- Born: 1949 Detmold, Germany
- Died: 2009 (aged 59–60) California, United States
- Known for: printmaking, illustration

= Claus Sievert =

German-born American printmaker and illustrator

Claus Sievert, nicknamed the "tree guy" (1949–2009) was a German-born American printmaker and illustrator. He was known for his prints highlighting forms and the beauty of nature. He was a founding member of the Graphic Arts Workshop.

== Biography ==
He was born in 1949 in Detmold, Germany. Sievert first travelled to the United States as an American Field Service exchange student in 1966–1967, and attended high school in Fridley, Minnesota.
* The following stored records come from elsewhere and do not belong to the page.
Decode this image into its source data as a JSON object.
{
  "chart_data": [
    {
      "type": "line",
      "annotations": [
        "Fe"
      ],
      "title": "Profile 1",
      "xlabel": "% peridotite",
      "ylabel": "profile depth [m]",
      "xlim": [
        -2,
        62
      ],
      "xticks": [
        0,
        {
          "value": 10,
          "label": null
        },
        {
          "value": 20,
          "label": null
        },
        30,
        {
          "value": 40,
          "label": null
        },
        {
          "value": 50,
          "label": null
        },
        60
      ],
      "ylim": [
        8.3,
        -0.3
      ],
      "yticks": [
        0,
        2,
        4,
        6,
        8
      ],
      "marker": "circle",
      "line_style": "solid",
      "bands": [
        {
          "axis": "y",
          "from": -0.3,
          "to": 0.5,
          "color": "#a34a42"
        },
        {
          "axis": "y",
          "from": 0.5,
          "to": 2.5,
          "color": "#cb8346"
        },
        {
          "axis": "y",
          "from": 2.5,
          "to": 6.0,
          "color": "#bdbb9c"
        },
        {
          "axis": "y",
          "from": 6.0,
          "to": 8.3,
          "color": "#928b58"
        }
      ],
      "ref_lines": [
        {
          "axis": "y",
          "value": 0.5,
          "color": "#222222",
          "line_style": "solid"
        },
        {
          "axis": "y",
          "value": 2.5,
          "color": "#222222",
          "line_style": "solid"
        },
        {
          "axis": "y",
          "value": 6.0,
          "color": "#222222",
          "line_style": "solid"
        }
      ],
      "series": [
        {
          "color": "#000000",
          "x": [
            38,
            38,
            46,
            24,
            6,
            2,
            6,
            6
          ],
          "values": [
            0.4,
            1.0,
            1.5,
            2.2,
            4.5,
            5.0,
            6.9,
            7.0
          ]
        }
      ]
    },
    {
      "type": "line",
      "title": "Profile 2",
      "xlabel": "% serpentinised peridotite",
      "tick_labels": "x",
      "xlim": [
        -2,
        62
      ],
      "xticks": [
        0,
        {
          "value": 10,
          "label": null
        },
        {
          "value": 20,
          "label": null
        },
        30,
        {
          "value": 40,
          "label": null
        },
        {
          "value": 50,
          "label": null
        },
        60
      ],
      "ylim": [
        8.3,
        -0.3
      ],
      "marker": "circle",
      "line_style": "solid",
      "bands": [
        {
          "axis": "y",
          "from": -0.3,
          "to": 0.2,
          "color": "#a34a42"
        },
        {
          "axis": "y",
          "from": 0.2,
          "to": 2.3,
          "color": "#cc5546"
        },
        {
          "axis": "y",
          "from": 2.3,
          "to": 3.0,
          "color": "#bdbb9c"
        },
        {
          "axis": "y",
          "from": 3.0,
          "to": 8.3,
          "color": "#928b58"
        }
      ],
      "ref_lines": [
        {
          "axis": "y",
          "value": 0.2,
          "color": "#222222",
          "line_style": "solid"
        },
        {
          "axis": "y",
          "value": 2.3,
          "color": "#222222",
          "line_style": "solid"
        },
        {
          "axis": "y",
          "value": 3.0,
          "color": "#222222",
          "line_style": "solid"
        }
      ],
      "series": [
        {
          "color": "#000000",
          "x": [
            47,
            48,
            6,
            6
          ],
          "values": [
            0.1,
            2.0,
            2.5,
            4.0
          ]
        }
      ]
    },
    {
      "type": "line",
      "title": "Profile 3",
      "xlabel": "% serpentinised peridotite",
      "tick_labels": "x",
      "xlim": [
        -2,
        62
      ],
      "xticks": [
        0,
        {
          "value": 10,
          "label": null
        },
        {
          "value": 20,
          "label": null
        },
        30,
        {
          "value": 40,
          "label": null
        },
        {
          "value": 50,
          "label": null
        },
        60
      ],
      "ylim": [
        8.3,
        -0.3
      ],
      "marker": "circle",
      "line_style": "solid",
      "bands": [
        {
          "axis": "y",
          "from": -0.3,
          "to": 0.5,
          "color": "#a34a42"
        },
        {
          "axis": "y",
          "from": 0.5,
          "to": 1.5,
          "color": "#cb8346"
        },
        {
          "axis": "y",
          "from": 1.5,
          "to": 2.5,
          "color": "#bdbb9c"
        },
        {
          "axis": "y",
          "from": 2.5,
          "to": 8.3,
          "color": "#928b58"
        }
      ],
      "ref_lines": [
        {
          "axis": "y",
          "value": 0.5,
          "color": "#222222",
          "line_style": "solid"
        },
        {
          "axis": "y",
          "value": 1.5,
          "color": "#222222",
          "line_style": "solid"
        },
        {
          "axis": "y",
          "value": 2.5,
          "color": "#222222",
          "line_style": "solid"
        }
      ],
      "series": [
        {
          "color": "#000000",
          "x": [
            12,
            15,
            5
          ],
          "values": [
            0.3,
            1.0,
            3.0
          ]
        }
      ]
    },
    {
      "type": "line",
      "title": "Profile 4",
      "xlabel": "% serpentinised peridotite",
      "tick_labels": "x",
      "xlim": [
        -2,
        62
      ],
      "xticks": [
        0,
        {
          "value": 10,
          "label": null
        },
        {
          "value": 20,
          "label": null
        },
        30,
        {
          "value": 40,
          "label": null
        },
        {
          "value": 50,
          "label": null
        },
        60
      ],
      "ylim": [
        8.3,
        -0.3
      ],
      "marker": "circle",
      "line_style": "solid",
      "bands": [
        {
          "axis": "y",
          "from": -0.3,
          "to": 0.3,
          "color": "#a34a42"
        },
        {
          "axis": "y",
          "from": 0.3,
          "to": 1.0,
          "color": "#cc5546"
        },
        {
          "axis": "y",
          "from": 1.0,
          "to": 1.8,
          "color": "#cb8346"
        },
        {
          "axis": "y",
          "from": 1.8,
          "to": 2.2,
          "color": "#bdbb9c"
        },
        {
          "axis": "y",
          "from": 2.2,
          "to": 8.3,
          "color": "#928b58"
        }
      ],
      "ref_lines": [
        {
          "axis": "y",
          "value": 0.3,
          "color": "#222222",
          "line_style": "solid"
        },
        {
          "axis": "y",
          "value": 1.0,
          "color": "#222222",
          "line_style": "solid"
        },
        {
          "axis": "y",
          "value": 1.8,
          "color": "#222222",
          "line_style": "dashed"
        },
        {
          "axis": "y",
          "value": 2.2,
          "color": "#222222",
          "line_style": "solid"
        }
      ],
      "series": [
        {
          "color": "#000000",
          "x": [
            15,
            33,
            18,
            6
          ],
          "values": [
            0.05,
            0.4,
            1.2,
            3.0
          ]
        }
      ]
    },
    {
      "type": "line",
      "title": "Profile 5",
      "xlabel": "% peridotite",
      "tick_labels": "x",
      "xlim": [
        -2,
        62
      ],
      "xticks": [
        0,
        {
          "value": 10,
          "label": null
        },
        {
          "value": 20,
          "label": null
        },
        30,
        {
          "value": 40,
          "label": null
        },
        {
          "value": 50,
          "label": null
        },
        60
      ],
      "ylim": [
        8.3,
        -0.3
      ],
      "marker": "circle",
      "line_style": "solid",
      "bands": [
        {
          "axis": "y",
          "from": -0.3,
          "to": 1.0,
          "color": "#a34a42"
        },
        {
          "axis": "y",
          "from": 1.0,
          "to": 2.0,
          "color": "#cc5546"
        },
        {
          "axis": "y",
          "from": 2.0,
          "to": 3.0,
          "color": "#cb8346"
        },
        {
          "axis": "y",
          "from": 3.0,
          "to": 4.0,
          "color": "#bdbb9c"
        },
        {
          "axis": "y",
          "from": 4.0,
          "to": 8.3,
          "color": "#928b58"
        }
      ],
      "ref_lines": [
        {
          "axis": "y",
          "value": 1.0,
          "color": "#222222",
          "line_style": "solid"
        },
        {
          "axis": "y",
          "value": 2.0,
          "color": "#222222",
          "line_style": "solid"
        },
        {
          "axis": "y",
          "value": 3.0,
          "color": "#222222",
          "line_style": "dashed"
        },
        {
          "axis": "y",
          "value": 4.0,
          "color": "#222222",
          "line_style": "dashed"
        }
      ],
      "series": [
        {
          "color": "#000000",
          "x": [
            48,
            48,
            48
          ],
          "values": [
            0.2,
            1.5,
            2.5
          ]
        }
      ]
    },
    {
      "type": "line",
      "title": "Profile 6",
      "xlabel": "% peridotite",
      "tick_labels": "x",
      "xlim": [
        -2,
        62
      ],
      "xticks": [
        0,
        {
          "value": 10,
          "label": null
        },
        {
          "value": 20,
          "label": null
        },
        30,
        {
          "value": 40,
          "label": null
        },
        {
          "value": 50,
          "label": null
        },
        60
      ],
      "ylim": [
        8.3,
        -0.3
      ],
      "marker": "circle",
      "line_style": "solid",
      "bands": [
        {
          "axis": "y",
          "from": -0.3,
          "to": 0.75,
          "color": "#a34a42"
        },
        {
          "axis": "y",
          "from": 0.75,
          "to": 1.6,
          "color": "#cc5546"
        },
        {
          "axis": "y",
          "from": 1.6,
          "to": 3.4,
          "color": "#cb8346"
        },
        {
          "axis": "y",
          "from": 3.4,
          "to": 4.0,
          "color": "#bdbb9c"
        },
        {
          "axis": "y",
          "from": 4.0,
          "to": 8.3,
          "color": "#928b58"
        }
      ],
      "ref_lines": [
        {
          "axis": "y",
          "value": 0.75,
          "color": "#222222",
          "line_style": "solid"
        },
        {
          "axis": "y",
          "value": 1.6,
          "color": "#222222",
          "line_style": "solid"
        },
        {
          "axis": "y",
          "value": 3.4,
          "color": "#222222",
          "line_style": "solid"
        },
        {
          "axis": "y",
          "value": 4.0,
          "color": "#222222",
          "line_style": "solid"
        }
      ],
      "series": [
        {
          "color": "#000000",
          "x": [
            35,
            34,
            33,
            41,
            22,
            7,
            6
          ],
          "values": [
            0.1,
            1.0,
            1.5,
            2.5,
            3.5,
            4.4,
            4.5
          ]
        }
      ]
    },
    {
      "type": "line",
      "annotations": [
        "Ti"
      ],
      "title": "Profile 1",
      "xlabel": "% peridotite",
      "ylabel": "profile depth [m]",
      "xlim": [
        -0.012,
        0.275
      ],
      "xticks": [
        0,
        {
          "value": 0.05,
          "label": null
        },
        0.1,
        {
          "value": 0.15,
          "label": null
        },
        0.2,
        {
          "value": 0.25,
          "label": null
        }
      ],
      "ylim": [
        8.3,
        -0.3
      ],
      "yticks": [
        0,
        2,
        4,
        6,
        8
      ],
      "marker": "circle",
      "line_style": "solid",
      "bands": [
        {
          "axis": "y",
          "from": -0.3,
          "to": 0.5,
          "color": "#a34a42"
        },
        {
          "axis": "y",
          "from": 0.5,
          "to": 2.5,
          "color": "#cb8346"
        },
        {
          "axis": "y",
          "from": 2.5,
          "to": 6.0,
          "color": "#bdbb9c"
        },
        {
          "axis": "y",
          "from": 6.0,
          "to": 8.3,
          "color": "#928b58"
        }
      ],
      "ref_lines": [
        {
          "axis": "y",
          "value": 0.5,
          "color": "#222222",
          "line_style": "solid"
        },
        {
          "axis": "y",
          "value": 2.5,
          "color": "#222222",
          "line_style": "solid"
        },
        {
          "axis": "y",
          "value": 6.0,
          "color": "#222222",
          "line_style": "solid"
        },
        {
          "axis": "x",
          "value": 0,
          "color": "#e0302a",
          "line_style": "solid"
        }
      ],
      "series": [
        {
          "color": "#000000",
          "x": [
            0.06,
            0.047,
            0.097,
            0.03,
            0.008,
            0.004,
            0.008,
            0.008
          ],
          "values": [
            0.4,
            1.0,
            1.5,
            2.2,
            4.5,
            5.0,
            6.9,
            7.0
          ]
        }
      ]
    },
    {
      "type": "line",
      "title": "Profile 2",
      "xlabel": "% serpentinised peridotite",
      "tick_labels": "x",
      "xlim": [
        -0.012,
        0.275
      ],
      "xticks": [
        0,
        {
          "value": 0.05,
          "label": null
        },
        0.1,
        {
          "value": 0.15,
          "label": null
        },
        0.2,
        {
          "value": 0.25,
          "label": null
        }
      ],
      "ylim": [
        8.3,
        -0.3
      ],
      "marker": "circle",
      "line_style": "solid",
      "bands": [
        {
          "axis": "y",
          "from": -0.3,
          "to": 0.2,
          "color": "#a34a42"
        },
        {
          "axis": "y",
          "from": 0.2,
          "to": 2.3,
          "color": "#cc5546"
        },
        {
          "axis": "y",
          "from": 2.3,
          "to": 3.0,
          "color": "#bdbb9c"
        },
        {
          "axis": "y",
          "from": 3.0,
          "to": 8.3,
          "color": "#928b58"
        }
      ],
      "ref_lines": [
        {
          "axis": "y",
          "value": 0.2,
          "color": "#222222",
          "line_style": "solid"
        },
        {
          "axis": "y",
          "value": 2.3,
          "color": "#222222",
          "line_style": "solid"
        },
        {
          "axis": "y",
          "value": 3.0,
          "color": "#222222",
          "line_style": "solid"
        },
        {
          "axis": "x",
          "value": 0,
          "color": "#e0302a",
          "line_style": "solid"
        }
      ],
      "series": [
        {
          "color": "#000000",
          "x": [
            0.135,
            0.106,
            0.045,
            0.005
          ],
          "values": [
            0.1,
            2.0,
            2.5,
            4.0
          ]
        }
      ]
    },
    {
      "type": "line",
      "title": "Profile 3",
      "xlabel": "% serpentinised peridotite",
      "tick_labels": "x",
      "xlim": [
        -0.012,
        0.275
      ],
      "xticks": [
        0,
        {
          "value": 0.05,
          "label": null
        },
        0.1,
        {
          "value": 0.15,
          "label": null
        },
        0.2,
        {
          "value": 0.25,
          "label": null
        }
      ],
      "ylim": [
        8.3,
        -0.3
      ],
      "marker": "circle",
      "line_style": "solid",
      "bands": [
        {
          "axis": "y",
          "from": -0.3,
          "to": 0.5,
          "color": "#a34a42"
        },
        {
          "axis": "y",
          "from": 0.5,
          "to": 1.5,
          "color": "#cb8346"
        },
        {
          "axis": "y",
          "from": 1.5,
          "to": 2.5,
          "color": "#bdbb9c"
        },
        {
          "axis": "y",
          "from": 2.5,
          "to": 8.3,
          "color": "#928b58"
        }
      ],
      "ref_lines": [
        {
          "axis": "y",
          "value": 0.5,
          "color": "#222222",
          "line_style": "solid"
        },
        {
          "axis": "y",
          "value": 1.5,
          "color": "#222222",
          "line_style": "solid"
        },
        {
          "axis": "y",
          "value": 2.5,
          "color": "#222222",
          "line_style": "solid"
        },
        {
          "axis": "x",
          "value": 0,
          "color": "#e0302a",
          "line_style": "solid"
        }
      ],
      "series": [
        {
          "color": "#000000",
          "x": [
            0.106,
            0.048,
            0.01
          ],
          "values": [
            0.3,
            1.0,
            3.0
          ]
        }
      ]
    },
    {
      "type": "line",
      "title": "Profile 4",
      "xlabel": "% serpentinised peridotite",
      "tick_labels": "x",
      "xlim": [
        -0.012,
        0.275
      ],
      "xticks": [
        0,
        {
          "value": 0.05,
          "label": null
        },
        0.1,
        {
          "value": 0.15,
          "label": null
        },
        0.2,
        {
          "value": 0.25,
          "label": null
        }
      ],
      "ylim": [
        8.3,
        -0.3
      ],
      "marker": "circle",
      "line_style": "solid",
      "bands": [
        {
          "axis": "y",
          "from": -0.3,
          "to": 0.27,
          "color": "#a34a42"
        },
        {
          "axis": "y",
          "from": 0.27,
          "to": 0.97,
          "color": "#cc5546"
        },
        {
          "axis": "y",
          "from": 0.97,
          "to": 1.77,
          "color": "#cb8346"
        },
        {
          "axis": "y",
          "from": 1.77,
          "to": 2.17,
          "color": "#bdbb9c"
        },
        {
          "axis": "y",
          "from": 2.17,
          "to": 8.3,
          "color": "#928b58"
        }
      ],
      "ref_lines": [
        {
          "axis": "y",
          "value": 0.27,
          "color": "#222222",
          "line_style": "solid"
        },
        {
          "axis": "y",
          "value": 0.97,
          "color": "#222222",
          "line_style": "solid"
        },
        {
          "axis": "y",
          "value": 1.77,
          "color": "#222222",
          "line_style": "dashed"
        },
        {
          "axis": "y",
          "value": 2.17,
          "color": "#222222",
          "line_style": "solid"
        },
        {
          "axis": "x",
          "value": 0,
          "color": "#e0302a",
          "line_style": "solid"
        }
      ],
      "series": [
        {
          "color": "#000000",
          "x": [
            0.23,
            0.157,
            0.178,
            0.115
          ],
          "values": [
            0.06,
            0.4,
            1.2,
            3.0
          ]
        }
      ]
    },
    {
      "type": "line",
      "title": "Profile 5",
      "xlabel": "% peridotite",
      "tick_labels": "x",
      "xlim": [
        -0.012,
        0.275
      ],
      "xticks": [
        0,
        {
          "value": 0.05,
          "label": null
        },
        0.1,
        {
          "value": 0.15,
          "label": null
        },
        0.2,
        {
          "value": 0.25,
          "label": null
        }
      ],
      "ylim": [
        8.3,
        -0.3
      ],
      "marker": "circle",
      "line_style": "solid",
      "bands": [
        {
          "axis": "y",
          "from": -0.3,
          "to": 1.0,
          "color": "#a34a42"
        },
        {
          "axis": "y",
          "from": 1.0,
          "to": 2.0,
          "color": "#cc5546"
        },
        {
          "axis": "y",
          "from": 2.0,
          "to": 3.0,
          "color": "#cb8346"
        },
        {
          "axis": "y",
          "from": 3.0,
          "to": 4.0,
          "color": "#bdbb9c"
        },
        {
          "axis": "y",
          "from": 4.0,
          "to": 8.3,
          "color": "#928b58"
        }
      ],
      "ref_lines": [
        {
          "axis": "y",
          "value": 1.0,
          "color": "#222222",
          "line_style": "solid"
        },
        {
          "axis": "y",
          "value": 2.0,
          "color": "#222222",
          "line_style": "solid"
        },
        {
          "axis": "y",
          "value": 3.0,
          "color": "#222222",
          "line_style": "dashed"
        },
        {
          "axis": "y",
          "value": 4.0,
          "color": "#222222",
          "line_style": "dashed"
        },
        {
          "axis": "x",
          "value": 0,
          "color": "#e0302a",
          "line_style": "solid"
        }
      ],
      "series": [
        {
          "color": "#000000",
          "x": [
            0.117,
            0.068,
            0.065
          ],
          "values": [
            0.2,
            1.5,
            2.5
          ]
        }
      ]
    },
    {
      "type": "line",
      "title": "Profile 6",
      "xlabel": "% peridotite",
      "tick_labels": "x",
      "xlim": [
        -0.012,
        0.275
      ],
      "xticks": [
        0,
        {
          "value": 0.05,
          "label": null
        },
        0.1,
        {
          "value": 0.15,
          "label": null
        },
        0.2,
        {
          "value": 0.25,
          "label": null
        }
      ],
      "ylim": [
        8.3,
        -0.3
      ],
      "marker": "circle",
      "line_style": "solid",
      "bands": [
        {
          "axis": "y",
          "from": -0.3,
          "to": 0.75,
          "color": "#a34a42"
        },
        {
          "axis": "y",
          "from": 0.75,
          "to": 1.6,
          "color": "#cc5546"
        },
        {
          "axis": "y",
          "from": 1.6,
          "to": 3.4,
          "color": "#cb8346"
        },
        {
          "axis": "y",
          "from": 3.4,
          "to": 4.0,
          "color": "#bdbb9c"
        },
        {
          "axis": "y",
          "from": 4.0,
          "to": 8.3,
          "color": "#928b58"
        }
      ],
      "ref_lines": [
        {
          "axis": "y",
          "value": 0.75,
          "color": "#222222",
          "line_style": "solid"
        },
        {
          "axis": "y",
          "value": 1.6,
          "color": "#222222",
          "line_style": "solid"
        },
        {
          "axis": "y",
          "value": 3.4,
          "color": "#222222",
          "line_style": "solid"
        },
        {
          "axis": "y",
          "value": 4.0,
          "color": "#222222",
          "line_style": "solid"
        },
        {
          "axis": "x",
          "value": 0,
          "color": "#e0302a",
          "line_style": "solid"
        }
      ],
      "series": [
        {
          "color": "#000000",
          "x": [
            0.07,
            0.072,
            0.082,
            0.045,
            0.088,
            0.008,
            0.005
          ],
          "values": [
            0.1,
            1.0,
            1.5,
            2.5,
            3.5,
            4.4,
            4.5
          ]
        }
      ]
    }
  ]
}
He traveled often, and eventually Sievert moved to San Francisco in 1984, and later settling down in Grass Valley and Nevada City, California.

Sievert created etchings and hand colored them, and the subject of many works were local trees of Sierra Nevada, he was specifically inspired by the Pinus jeffreyi tree. Claus Sievert illustrated books through Sky Pony Press.

He died March 12, 2009, at the age of 59, after being hit in his car by a drunk driver on California State Route 49.

Sievert's art is featured in various public museum collections including the Fine Arts Museums of San Francisco (FAMSF), Oakland Museum of California, among others.